The book is described as consisting of ten sections, or "tamhids". It discusses themes such as acquired knowledge versus divinely bestowed knowledge, the inner reality of the Prophet Muhammad, and the metaphysical significance of divine light in Sufi cosmology.

==Date of composition==
The exact date of composition is not certain, but it is generally placed after the death of Ahmad Ghazali, Ayn al-Quzat's teacher, who died in 520 AH. Based on internal evidence in the text and calendar calculations, Afif Osseiran dated the work to 521 AH.

==Content==
In the first tamhid, Ayn al-Quzat distinguishes between acquired knowledge and ladunni knowledge, meaning knowledge granted directly by God. He begins this discussion with reflections on the Qur'an and the Prophet Muhammad, arguing that those who focus only on outward form fail to perceive deeper spiritual truth.
A central theme of the book is the concept of the Muhammadan Light (nur Muhammad), which Ayn al-Quzat presents as the original source of creation. He portrays the Prophet not merely as a human being who received revelation, but as a manifestation of divine light.
The tenth and longest tamhid, titled "The Origin and Reality of Heaven and Earth Was the Light of Muhammad and Satan Came," develops a metaphysical account of creation and spiritual reality. In this section, Ayn al-Qudat discusses the light of Satan as arising from the divine light of majesty and describes Satan as loving God. He also presents the Prophet's inward reality as an eternal principle distinct from Muhammad's historical life.

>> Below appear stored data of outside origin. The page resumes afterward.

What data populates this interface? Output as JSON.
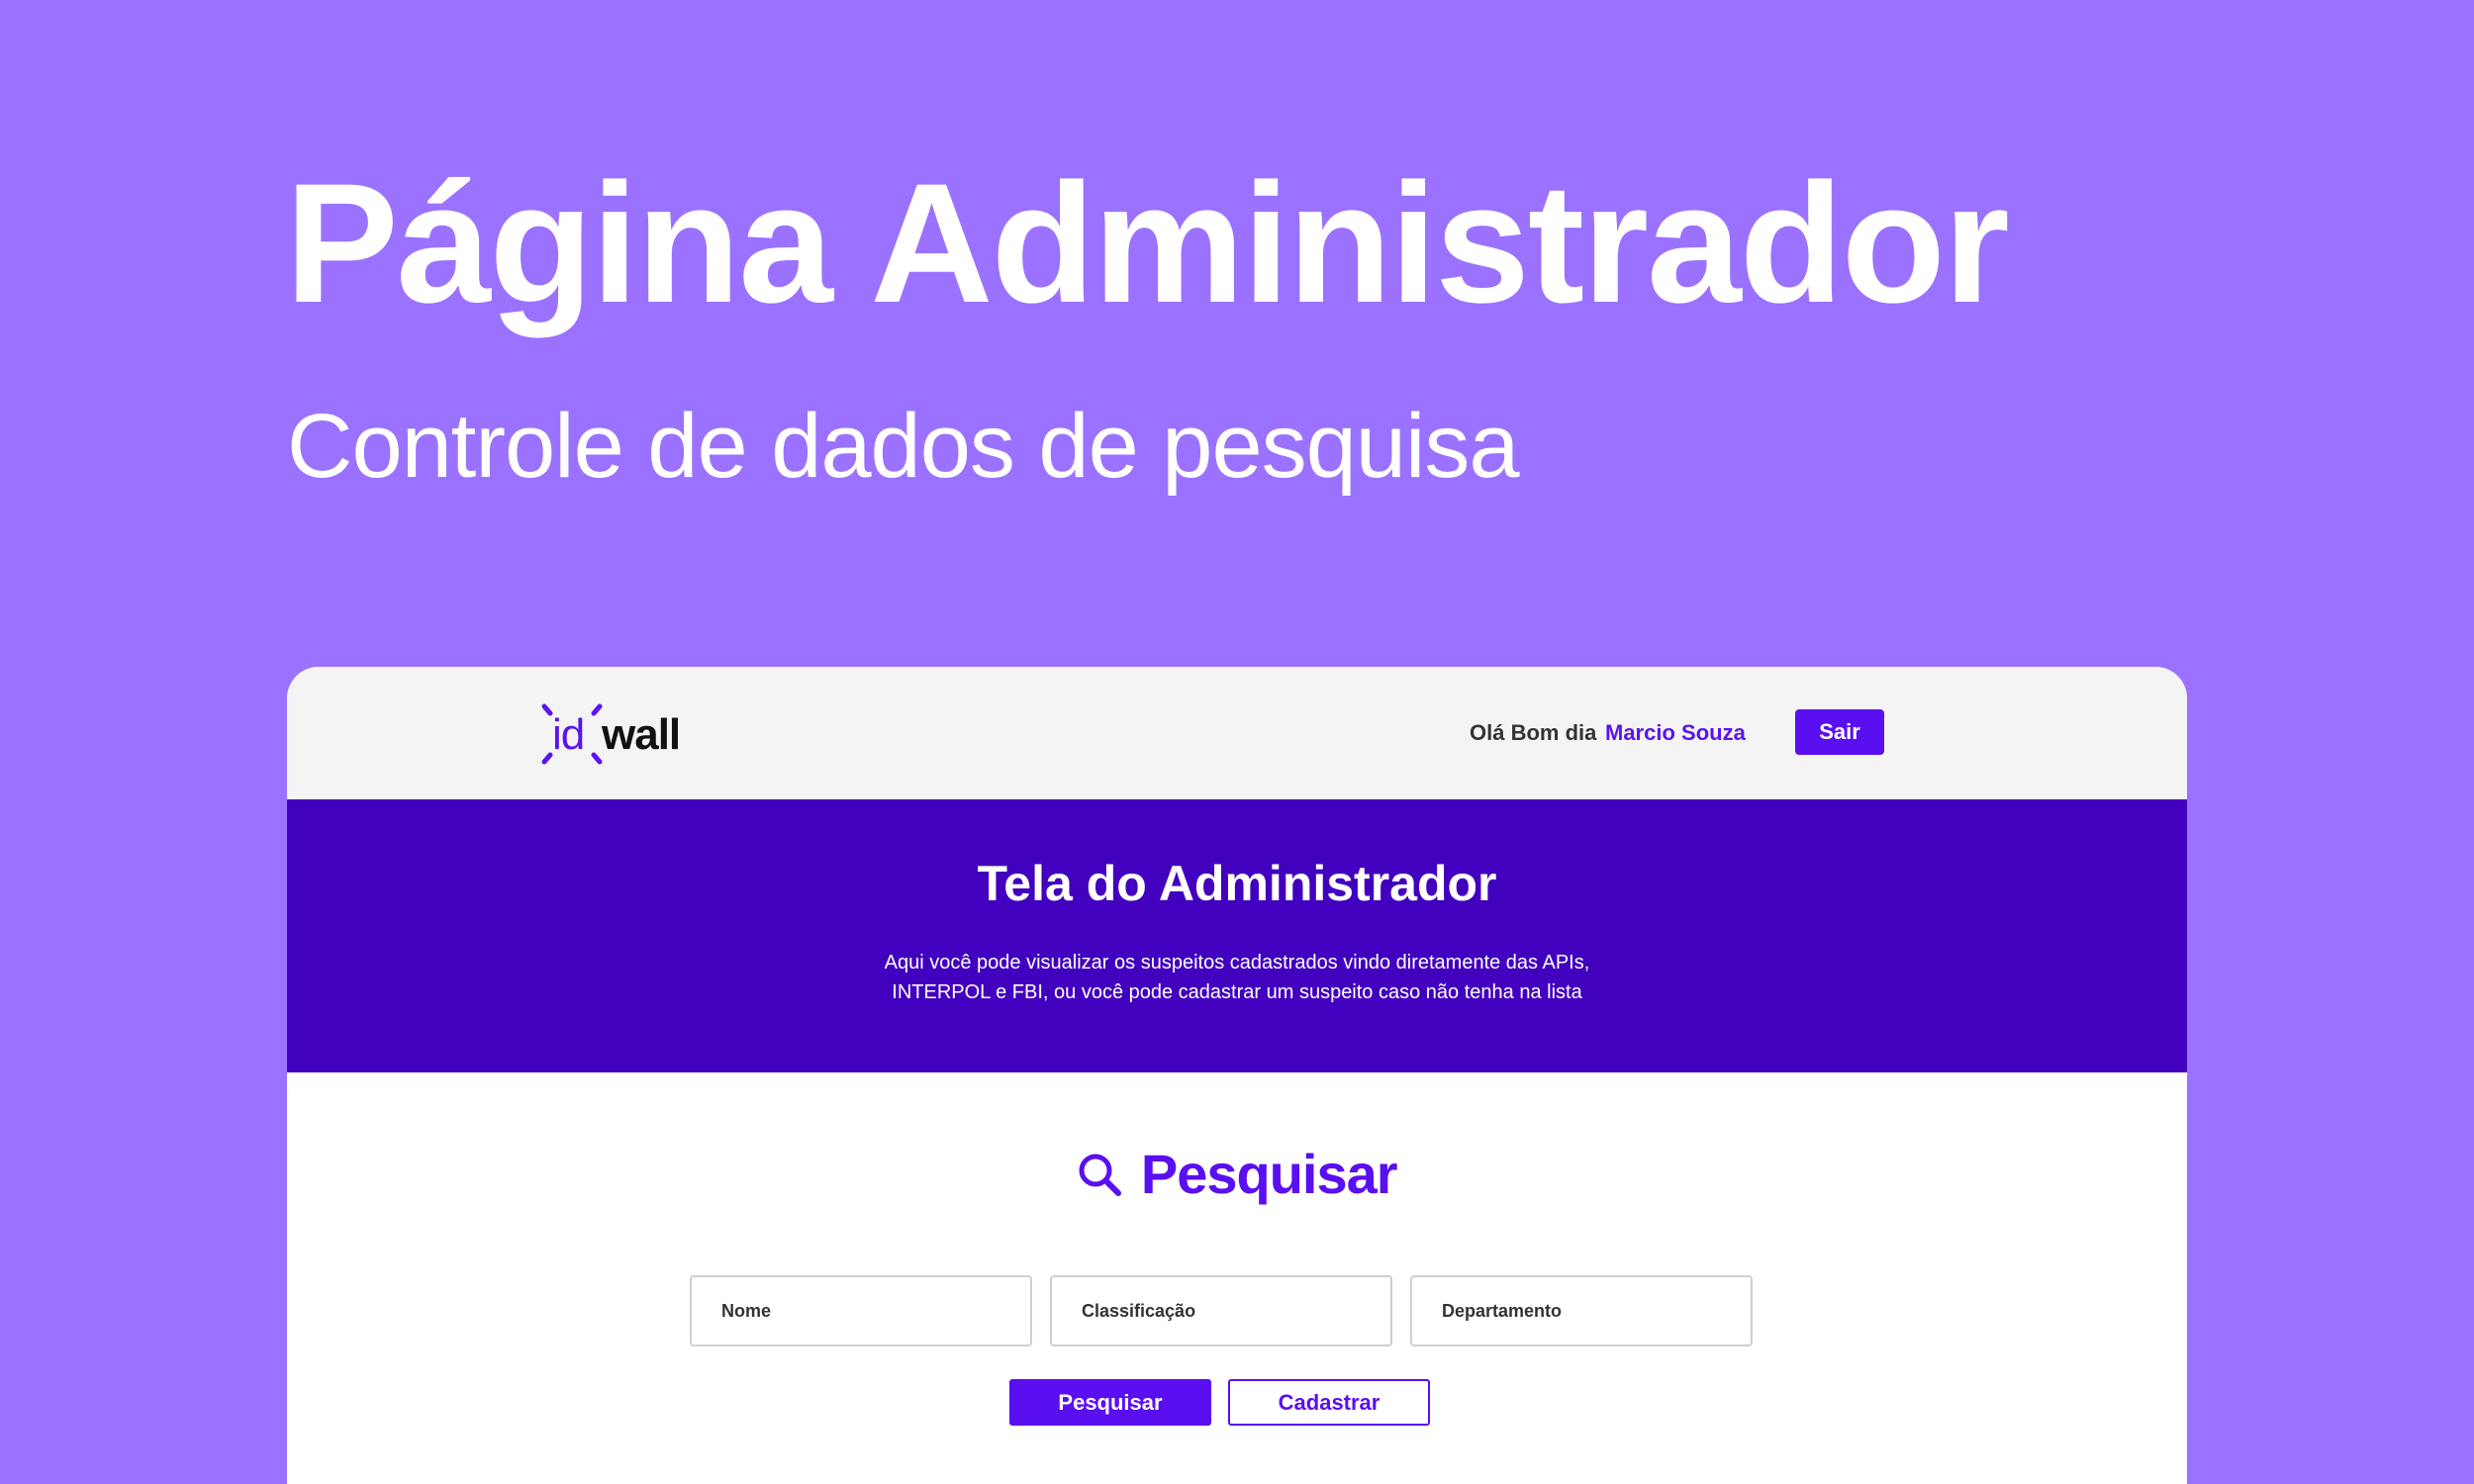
{
  "hero": {
    "title": "Página Administrador",
    "subtitle": "Controle de dados de pesquisa"
  },
  "header": {
    "logo": {
      "part1": "id",
      "part2": "wall"
    },
    "greeting": "Olá Bom dia",
    "user_name": "Marcio Souza",
    "logout_label": "Sair"
  },
  "banner": {
    "title": "Tela do Administrador",
    "description": "Aqui você pode visualizar os suspeitos cadastrados vindo diretamente das APIs, INTERPOL e FBI, ou você pode cadastrar um suspeito caso não tenha na lista"
  },
  "search": {
    "icon": "search-icon",
    "title": "Pesquisar",
    "fields": {
      "name_placeholder": "Nome",
      "classification_placeholder": "Classificação",
      "department_placeholder": "Departamento"
    },
    "search_button": "Pesquisar",
    "register_button": "Cadastrar"
  },
  "colors": {
    "background": "#9b72ff",
    "brand": "#5a0ff0",
    "banner": "#4200bf",
    "header": "#f4f4f4"
  }
}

Zabihollah Safa attributes the opposition and hostility of the corrupt clergy and the common people toward Ayn al-Quzāt to certain passages in his book Tamhīdāt, which were used as evidence against him. It was according to this that Abu'l-Qasim Darguzini, the vizier of the Seljuks, was moved to scheme to do away with him.

==Style==
The style of Tamhidat is highly interpretive and densely symbolic. Ayn al-Qudat combines doctrinal exposition with literary devices and scriptural references, making the text both theological and poetic. The repeated use of Qur'anic verses and prophetic traditions reflects its grounding in Islamic sources, while the use of metaphor and analogy makes difficult mystical ideas more intelligible.

==Significance==
Tamhidat is considered one of the foundational works of Islamic mysticism in Persian literature. It offers important material on Sufi doctrine and preserves references to numerous mystics and mystical teachings that might otherwise be unknown. Its long history of readership across Iran and South Asia reflects its influence within the Sufi tradition.